How to search PDF and add comments

Justin Hernandez

unread,

Jul 20, 2013, 11:46:46 AM7/20/13

to pdfhummus-in...@googlegroups.com

Hello and thank you for making Hummus! I have a quick question. Not looking for an exhaustive example but if you could please point me in the right direction I would appreciate :).
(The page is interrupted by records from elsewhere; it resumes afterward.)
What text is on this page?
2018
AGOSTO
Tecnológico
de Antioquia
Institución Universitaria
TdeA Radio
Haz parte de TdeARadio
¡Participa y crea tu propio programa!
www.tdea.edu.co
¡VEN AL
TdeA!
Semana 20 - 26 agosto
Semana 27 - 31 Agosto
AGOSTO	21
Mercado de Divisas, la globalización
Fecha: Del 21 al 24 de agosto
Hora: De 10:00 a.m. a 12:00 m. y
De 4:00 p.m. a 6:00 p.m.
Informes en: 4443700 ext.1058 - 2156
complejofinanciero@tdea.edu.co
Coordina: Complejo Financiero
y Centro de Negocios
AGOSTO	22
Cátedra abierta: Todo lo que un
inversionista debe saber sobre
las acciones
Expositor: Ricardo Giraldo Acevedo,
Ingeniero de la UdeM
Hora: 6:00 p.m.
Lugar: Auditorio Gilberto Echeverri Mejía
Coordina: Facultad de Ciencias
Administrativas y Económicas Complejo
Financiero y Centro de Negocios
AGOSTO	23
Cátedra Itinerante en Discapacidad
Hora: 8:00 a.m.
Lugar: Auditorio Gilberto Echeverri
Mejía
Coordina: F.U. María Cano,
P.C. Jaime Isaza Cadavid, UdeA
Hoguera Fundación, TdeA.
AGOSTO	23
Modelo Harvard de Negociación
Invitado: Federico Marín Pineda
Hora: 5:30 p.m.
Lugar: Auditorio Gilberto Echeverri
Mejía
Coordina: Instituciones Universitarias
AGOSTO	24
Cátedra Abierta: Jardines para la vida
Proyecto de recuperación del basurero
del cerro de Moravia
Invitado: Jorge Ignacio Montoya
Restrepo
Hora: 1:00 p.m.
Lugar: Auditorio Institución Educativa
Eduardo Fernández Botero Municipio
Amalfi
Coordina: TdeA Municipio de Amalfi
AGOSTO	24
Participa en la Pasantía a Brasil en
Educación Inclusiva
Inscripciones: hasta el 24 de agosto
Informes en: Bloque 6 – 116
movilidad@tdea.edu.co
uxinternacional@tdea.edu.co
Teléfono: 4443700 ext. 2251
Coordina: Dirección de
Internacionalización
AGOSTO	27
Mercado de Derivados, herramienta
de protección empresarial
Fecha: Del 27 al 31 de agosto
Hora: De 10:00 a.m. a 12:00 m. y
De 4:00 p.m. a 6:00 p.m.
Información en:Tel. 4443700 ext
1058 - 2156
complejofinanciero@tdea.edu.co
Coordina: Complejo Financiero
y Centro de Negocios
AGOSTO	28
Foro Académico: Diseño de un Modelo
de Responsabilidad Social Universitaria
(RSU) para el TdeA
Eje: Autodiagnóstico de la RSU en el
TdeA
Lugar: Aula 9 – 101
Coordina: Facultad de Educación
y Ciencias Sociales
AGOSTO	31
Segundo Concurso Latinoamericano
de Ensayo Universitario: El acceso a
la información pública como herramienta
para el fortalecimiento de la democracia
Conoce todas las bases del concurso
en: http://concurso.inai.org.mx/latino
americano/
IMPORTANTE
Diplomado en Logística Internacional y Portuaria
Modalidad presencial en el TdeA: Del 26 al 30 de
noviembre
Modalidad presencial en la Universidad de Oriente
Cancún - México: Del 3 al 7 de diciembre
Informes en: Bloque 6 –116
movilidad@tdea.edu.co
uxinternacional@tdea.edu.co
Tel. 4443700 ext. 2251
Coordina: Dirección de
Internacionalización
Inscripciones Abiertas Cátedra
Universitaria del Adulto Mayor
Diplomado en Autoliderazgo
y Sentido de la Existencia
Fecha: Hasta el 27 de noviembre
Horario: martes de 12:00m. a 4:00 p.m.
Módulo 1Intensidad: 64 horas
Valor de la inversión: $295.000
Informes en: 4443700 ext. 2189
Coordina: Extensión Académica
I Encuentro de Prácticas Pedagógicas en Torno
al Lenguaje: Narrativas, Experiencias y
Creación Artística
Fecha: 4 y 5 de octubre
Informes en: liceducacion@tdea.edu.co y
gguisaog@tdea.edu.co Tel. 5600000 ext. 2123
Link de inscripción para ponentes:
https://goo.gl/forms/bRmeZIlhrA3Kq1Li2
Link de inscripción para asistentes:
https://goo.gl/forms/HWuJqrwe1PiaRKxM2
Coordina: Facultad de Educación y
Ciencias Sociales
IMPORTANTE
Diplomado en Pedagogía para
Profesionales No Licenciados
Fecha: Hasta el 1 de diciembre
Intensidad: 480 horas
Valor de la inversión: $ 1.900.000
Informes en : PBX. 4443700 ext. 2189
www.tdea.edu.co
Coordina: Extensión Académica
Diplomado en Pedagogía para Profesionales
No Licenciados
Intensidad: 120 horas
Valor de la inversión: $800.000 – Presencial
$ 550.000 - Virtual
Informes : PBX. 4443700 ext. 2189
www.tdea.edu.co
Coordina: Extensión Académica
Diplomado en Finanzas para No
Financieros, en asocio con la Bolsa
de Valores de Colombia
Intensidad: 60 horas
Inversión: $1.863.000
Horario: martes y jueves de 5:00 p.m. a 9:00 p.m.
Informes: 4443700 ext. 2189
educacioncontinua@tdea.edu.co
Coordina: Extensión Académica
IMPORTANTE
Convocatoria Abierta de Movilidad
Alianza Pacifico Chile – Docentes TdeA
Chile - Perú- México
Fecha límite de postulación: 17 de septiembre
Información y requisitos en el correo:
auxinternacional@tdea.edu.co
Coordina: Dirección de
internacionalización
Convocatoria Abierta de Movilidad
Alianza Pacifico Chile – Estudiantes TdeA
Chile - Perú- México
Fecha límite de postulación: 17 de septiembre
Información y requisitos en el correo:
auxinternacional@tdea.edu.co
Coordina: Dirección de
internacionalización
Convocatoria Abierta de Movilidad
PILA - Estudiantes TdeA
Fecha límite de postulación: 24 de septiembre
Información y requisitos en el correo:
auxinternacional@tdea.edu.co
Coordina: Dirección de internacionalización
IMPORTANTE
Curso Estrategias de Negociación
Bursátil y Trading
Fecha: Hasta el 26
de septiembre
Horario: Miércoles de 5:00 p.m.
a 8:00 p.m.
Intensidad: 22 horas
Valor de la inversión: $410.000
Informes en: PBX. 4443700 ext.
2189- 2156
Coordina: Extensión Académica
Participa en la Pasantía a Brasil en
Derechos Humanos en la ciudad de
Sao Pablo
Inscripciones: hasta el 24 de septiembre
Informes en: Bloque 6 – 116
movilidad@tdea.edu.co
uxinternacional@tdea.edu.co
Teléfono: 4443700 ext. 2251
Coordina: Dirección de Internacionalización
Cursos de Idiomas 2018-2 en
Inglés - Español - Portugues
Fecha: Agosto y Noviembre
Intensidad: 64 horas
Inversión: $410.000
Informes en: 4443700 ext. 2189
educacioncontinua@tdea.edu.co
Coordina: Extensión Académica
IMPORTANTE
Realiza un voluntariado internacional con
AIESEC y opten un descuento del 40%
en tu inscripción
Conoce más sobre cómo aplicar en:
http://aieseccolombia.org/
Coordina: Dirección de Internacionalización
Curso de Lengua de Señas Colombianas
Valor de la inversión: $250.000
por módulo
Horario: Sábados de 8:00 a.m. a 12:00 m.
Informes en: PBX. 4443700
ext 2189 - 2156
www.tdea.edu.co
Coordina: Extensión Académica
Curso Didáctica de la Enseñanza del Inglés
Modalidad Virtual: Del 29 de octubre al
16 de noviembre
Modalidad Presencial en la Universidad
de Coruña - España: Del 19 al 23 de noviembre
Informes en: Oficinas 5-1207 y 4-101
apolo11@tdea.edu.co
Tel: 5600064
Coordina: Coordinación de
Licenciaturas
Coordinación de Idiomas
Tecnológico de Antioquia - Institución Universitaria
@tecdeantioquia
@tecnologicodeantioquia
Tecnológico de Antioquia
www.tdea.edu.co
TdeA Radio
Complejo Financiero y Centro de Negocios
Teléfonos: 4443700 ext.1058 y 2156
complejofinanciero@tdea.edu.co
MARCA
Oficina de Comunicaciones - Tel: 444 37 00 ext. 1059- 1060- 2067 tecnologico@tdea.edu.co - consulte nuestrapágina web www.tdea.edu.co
Is it possible to search a pdf for a specific string, get the string offset and add a comment to the page by the found string dynamically? Thanks again. :)

Gal Kahana

unread,

Jul 21, 2013, 12:03:57 PM7/21/13

to pdfhummus-in...@googlegroups.com

yes and no.

the yes part is that you can read anything in the pdf file, and adding a comment is also possible. i got a sample for adding comments here - https://github.com/galkahana/HummusJS/blob/master/tests/ModifyingExistingFileContent.js
for general modification info, see here https://github.com/galkahana/HummusJS/wiki/Modification

for general parsing inf, see here https://github.com/galkahana/HummusJS/wiki/Parsing

however, when it comes to reading the text of pdf, as in interpreting what written text the document has, hummus does not provide a high level interface. to implement such a thing you'll have to use the lower level methods of hummus, getting the low level pdf objects (such as string, dictionary etc) and interpret the text in accordance. this requires some knowledge of PDF, and not something 100% trivial. if you are familiar and feel up for the task - otherwise, then at least for the part of figuring out the position i would suggest looking for another solution that provide such text extraction/search services.

Regards,

Gal.

Justin Hernandez

unread,

Jul 21, 2013, 3:34:09 PM7/21/13

to pdfhummus-in...@googlegroups.com

Gal,

Thanks for the feedback. I appreciate it! Yes I need to deepen my understanding of PDF files haha

Gal Kahana

unread,

Jul 22, 2013, 1:30:07 AM7/22/13

to pdfhummus-in...@googlegroups.com

Cool. Justin, if you do decide to go for it, i might be able to assist with some pointers. haven't done such algorithm before, but i am aware of how text is written in a PDF.